Let $f : \mathbb{Z} \to \mathbb{Z}$ be an "almost-homomorphism": The set $\{f(n+m)-f(n)-f(m) : n,m \in \mathbb{Z}\}$ is bounded. We may assume that $f$ is odd, i.e. $f(-n)=-f(n)$ for all $n$. Assume that $\lim_{n \to \infty} \frac{f(n)}{n}=0$. Why is $f$ bounded?
Background: I would like to prove directly that the ring $R$ constructed by Norbert A'Campo arXiv:math/0301015 is isomorphic to the $\mathbb{R}$ (without showing that it is a complete ordered field). The only missing step is the one above. Namely, it shows that $R \to \mathbb{R}$, $[f] \mapsto \lim_{n \to \infty} \frac{f(n)}{n}$ is injective.

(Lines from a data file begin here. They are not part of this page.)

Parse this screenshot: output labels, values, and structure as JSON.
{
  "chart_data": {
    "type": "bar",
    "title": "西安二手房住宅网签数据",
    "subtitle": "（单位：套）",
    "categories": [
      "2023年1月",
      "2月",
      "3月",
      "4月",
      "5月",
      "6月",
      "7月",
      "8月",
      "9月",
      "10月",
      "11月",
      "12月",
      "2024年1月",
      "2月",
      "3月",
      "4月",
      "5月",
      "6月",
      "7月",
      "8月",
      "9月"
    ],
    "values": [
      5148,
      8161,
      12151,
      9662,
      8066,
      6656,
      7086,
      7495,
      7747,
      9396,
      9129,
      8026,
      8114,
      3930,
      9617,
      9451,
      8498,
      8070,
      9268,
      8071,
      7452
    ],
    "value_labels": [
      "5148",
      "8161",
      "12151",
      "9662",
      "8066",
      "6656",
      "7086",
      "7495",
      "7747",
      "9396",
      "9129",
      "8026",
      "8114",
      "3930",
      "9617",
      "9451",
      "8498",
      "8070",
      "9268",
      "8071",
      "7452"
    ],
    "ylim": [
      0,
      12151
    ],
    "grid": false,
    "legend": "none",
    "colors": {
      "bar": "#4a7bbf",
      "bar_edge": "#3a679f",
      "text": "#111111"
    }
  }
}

Let $c$ denote a bound on $\lvert f(m+n) - f(n) - f(m)\rvert$. As shown in this answer, there is a homomorphism $h\colon \mathbb{Z}\to\mathbb{R}$ with
$$\lvert h(n) - f(n)\rvert \leqslant c\tag{1}$$
for all $n\in\mathbb{Z}$. The condition $\frac{f(n)}{n}\to 0$ together with $(1)$ now implies that $\frac{h(n)}{n}\to 0$, hence $h(n) \equiv 0$, and that means that $f$ is bounded.